Business / Industries

Diamonds start to lose their luster to Chinese

(Agencies) Updated: 2015-11-02 07:28

Diamonds start to lose their luster to Chinese

A sales woman picks up a diamond ring at a department store in Zhengzhou, Henan province. Chinese demand for diamond jewelry has dipped as compared with last year. [Photo provided to China Daily]

The commodity slump that has torn through the world's biggest raw-materials markets from iron ore to copper is now hitting the diamond industry.

That is bad news for Anglo American Plc.

Cooling demand for diamond jewelry in the country, the biggest market after the United States, is the latest sign that the nation's slowdown is not only a problem for industrial commodities.

At the same time, customers of Anglo American's De Beers division, which trades, cuts and polishes the stones, say the producer is demanding more for the gems than many in the industry say they can afford to pay.

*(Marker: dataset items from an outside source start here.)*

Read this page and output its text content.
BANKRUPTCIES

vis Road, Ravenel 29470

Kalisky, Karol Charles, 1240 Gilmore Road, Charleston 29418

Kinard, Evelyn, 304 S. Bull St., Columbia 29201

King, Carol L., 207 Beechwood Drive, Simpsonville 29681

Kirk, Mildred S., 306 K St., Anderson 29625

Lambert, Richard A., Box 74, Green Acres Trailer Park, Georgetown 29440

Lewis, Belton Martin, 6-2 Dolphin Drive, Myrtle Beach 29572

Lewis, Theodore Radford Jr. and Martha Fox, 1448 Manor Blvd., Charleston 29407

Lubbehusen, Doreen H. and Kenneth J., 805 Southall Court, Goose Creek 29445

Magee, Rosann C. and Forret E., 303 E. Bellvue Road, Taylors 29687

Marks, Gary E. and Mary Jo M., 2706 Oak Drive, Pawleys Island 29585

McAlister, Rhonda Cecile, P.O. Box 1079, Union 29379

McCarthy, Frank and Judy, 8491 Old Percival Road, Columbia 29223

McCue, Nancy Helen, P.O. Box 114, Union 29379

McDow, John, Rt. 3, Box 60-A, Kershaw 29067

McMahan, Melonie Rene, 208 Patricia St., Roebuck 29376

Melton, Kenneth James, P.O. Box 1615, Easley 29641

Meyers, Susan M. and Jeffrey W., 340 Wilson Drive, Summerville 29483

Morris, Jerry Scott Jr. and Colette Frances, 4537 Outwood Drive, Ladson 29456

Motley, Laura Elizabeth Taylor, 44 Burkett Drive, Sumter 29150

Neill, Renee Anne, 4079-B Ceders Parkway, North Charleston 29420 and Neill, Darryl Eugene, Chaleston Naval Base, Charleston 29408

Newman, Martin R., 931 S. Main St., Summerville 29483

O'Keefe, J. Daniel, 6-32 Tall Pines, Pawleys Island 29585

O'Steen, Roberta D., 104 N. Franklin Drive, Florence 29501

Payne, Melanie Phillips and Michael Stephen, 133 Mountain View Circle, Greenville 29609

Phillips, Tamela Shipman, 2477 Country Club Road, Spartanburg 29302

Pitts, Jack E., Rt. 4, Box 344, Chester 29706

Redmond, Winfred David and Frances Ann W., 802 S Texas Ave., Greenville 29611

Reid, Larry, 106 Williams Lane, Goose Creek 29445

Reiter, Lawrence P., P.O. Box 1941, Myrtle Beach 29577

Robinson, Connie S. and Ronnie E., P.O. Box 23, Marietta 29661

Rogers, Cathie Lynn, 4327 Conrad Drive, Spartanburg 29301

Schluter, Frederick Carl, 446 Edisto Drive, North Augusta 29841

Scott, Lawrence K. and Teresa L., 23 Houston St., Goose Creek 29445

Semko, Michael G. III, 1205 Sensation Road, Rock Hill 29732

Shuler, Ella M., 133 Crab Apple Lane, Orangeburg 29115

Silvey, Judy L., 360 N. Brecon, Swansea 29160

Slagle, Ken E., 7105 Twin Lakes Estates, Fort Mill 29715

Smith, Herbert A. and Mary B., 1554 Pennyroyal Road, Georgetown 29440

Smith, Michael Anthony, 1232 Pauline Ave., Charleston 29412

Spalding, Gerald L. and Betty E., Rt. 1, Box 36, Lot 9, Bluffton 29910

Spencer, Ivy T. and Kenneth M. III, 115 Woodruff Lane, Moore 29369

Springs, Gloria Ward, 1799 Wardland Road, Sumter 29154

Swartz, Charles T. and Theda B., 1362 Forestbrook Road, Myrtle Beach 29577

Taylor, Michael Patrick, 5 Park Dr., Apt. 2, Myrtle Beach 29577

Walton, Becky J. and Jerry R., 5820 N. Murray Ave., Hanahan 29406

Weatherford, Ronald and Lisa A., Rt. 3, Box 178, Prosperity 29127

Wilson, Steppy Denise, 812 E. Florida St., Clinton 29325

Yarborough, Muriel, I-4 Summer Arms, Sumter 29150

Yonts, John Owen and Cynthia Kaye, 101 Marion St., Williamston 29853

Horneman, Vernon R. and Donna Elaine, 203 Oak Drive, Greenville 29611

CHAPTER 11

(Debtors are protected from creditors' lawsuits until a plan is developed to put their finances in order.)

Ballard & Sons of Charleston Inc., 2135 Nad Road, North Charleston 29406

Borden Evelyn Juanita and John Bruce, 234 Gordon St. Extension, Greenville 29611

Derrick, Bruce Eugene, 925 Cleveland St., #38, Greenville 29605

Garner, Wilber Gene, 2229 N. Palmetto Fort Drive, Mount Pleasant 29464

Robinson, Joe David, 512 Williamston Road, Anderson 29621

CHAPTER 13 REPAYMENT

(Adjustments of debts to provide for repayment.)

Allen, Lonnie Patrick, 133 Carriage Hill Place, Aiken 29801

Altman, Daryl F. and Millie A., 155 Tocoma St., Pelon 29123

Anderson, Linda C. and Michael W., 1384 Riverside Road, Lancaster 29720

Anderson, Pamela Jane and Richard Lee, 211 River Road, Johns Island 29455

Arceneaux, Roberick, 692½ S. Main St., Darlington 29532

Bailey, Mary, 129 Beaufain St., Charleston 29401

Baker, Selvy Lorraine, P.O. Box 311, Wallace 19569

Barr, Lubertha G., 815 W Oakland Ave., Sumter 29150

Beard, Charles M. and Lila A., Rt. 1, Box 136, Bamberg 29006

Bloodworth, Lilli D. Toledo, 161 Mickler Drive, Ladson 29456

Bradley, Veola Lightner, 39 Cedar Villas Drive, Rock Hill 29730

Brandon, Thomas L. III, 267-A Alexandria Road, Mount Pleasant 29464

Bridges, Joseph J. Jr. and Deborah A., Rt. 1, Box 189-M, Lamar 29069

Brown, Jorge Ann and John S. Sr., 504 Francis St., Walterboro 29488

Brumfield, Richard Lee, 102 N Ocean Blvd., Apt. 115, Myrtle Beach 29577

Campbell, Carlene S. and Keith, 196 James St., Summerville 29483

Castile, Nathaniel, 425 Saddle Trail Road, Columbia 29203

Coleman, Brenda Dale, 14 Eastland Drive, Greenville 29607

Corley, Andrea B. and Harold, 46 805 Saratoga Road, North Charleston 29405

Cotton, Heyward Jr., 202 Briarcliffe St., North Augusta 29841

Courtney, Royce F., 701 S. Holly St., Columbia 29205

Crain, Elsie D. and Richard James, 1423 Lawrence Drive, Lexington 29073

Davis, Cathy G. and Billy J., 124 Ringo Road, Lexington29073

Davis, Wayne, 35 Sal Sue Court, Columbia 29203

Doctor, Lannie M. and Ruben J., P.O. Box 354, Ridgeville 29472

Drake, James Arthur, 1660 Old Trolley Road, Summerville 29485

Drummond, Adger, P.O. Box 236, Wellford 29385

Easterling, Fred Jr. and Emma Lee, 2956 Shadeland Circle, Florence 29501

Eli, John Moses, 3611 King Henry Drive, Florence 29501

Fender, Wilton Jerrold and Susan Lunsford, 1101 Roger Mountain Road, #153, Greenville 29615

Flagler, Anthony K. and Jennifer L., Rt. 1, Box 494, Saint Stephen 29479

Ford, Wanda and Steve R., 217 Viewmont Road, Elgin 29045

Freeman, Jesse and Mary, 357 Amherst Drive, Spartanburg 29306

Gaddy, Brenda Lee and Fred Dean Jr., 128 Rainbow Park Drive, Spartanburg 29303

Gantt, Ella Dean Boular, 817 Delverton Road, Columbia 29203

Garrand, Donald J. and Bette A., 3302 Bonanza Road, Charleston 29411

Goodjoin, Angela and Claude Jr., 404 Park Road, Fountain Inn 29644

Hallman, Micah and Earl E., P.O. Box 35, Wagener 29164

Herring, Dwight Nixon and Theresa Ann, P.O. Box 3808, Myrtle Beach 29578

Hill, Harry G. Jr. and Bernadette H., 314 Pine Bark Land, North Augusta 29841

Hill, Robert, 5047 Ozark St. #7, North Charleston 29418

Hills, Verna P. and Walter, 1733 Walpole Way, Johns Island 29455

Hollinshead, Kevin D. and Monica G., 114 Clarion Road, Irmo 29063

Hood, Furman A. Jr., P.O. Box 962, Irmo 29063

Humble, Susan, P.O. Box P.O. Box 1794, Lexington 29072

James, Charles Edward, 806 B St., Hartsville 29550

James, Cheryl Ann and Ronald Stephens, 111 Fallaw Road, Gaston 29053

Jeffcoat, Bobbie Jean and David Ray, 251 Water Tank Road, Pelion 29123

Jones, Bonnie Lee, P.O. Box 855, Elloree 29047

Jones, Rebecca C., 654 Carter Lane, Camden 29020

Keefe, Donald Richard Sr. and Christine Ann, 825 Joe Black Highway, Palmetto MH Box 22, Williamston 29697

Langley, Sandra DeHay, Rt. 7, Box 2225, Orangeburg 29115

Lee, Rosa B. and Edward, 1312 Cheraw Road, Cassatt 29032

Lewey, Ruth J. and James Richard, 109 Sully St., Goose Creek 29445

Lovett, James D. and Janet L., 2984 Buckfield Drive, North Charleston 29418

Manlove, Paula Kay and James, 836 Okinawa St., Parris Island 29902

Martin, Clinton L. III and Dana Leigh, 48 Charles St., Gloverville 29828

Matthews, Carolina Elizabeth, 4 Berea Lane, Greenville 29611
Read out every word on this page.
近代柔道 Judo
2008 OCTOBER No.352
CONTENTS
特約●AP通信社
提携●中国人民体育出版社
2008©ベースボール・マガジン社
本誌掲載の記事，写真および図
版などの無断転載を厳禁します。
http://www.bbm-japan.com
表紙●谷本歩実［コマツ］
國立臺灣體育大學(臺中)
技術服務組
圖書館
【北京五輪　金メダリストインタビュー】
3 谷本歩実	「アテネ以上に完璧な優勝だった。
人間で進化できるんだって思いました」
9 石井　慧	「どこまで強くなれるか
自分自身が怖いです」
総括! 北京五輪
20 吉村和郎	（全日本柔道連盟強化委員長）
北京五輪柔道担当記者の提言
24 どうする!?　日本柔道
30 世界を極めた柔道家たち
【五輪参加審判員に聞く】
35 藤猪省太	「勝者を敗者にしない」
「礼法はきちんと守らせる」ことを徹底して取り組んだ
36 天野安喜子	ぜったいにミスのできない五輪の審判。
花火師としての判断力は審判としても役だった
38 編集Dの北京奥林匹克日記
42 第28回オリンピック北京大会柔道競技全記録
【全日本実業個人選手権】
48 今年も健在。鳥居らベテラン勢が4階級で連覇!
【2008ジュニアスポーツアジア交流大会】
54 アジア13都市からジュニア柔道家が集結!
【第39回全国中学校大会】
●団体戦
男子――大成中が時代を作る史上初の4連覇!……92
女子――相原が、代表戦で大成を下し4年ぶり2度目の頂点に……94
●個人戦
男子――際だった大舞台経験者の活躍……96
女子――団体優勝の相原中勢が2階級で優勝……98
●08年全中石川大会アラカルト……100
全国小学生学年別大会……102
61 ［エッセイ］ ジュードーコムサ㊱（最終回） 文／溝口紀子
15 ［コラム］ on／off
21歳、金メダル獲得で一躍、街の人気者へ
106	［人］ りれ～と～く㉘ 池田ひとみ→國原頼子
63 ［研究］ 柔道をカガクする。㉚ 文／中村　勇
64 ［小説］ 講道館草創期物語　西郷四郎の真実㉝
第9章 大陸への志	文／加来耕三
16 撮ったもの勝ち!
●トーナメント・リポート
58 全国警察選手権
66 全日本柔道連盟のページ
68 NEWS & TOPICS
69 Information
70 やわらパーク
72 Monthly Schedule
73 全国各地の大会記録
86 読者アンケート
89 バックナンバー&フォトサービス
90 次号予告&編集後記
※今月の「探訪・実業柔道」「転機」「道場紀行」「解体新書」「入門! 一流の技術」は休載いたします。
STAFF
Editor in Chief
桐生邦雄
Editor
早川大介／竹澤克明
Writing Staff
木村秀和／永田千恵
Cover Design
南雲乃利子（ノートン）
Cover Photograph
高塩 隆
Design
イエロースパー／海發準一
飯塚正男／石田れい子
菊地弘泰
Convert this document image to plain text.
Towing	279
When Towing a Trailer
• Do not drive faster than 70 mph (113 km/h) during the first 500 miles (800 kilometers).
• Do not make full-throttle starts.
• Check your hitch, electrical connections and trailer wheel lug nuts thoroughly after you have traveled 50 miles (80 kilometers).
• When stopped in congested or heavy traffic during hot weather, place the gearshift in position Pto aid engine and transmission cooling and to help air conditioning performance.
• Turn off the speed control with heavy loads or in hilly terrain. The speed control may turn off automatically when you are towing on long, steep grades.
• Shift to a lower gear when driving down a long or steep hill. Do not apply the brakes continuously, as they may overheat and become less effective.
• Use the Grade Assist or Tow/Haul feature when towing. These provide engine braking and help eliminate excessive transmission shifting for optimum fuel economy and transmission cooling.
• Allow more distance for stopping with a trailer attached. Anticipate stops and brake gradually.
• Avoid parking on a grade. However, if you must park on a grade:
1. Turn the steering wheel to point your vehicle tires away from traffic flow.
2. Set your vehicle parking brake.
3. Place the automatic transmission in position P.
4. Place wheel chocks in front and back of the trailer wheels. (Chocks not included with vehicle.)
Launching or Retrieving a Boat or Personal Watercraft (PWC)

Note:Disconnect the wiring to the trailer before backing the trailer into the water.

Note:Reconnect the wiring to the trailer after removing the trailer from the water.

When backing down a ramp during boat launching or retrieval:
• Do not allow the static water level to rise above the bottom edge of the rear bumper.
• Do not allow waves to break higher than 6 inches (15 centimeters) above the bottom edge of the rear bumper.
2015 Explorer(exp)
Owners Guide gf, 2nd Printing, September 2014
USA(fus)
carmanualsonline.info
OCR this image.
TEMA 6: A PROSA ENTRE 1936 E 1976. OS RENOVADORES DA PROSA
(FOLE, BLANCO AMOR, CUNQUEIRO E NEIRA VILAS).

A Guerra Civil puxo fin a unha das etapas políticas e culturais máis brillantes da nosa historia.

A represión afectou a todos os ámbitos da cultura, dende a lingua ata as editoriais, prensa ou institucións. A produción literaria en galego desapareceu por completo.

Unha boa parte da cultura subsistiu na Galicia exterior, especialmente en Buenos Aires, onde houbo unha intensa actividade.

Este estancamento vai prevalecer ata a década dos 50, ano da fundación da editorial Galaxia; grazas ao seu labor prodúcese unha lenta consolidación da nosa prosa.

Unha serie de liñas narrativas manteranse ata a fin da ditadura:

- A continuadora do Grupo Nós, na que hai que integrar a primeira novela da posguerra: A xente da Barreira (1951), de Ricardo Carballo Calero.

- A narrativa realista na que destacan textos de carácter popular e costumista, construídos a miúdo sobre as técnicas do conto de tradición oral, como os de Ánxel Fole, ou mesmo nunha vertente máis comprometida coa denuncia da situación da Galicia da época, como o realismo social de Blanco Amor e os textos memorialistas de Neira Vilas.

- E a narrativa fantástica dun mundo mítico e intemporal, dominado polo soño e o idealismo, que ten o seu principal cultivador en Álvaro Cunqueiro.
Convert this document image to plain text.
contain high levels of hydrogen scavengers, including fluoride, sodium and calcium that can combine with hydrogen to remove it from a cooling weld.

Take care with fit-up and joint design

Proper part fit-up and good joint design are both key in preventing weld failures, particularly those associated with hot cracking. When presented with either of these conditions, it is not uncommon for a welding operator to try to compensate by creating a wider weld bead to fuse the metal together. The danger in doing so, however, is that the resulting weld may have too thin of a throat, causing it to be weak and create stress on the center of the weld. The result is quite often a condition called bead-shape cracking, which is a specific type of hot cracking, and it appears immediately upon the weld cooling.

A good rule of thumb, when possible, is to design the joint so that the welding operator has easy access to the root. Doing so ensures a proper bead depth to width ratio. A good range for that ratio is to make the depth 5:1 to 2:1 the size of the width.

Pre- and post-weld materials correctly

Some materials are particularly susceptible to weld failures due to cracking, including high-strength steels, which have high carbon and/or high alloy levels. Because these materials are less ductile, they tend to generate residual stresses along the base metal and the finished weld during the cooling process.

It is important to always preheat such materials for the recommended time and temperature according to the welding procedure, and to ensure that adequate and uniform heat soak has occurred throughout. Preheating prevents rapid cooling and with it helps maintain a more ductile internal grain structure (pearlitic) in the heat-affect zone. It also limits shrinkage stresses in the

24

"It is a catastrophe," Guy Harari, co-founder of rough-diamond trading platform Bluedax, said. "De Beers is saying it's business as usual; it's not business as usual. The market is much weaker than what De Beers tries to show the world."

Lower-than-expected demand from China has caused a blockage in the notoriously long diamond pipeline as inventories build and prices slide. Producers have also been reluctant to cede their hard-won price gains.

Anglo American, which owns 85 percent of De Beers, is counting on diamond profits to counter slumping earnings from its other divisions such as platinum, copper and coal.

De Beers accounted for more than one third of the company's first-half underlying earnings and was the biggest contributor to its profit. Anglo shares have since taken a hit.

What started as a slowdown in construction and industrial production is now hitting Chinese consumers, with luxury products especially vulnerable amid a clampdown on corruption.

Chow Tai Fook Jewellery Group Ltd, the world's largest listed jewelry chain, reported a 13 percent drop in second-quarter sales of gem sets last month as a government-led austerity campaign that prompted shoppers to cut back on luxury purchases gathered pace.

"It's not a 'China is over' story, it's just China is normalizing," Kieron Hodgson, an analyst at Panmure Gordon & Co in London, said. "The problem is the level of inventories that are in country or with the major retailers. It's backing up along the pipe."

The top two producers have taken action to shore up demand. De Beers has cut production twice this year by a total of 15 percent, and lowered prices at its sales, known as sights.

Still, that is not proving to be enough. Customers rejected 35 percent to 50 percent of diamonds on offer at De Beers' October sight, according to people familiar with the sale, who asked not to be identified as the information is not public.